Tuesday, February 7, 2012

Facing my fears . . .

True confession: I applied for an iPad because I am afraid of it.

I am a novice – no, really a neophyte – in the world of ‘apps’.  (Full disclosure: I still haven’t succumbed to the lure of the iPhone!)  My goal for my iPad, first of all, is to therefore challenge myself to ‘stretch’ beyond what for me (as a designer) has always been a love affair with my traditionally interactive ‘paper-and-pencil’ experiences and face my fears (or is it scepticism?) of 'digital substitutes'.  "How can any 'app' replace the time-tested experiences of drawing and painting?" asks my fear-filled inner voice.

After researching approximately 35 “design-related” apps – and selecting five as ‘starter’ experiences – I am realizing that my current challenge (besides overcoming that previously mentioned fear) is the potentially long-and-winding adventure of research: what apps ‘work’ for what I do as a designer, and then which of those might actually help my students get closer to my goals for their classroom experiences?  Will that experience be 'successful'?  Will they access their experiences as 'honestly' as the non-digital ones that I have offered to-date?  Will the iPad be more fascinating than the goals of the work?

What I am – cautiously – delighted to discover, as I begin to put these first five apps through their paces is that this adventure is ultimately challenging me to re-consider WHAT I ACTUALLY DO.  Not a bad way to start. 
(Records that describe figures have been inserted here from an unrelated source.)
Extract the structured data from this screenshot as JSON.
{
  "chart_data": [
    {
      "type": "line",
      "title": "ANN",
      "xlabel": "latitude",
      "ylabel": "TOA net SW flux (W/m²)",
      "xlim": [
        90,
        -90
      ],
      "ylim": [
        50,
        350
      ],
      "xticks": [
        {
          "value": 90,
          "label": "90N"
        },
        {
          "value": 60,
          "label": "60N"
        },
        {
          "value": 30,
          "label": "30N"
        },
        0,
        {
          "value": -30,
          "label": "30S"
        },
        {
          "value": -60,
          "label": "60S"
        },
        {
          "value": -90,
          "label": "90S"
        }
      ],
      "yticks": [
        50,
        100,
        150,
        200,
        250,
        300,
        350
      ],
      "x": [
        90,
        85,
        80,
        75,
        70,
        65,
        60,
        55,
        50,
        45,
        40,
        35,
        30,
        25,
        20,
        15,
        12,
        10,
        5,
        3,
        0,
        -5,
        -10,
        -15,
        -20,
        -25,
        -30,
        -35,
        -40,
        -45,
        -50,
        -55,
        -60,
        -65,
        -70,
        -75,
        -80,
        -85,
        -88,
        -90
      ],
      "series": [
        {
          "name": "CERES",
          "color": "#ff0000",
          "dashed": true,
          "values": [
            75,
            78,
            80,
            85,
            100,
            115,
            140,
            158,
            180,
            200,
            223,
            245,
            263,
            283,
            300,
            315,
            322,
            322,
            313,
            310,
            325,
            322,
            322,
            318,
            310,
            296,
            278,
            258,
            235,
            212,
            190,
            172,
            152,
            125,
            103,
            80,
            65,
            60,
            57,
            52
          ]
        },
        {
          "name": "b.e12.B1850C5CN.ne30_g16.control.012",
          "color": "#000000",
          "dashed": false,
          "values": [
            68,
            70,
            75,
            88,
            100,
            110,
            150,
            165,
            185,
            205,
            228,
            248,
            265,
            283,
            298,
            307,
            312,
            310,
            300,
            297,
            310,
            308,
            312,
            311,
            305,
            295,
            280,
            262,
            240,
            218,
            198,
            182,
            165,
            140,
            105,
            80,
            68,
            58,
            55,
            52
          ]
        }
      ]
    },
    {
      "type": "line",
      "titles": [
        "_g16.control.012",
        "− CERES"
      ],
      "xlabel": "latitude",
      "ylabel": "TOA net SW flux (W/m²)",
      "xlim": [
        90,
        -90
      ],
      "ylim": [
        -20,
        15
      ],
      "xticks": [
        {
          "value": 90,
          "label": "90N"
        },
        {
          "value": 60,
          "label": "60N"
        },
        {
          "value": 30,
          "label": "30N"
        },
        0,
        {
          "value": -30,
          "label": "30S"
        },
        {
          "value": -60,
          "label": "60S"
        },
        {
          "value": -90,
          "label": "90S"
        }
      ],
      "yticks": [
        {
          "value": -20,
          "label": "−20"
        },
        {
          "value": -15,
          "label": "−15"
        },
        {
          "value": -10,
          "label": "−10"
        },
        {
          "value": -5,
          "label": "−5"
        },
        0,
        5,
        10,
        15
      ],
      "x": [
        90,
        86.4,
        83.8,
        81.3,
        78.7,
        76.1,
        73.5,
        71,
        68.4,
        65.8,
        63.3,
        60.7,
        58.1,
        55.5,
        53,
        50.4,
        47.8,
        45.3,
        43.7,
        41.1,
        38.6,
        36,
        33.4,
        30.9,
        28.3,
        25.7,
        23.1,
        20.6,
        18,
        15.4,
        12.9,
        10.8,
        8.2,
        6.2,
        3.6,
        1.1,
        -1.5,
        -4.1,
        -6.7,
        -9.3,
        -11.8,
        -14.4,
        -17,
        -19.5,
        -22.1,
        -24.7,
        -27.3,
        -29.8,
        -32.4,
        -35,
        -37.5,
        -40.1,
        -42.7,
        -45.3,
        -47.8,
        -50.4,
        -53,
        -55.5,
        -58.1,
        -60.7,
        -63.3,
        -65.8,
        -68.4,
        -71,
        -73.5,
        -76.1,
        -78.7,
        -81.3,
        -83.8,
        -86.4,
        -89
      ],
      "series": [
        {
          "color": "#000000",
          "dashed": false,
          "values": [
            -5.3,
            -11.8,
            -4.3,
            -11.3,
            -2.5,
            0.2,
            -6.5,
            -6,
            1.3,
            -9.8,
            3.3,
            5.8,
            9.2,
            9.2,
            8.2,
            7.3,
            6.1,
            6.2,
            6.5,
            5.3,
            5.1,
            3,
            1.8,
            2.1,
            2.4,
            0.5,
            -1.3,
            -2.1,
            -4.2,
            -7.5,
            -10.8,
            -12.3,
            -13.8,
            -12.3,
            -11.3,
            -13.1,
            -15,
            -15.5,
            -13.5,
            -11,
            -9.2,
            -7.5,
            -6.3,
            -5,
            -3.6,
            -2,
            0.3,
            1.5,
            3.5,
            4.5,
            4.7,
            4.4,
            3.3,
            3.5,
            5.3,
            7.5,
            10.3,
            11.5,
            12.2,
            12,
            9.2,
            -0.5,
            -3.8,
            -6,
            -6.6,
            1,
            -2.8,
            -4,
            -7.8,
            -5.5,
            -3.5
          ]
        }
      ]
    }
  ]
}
Still, it’s very s c a r y . . .

Oh, yes - the five apps I'm currently exploring:
  1. ArtRage - a kind of 'finger painting' approach to doodling ideas
  2. iDraw - simplified drafting on graph-like backgrounds
  3. Sketchpad Lite - a drawing application
  4. SketchBook - a sort of 'illustration' app (drawing AND painting options)
  5. Penultimate - opportunities to doodle/take notes as if with a pen
All take a bit of start-up training, some more than a little.  I'm trying to stay open to the time investments needed to get to do what my pencil and paper has already provided for me: expressive freedom.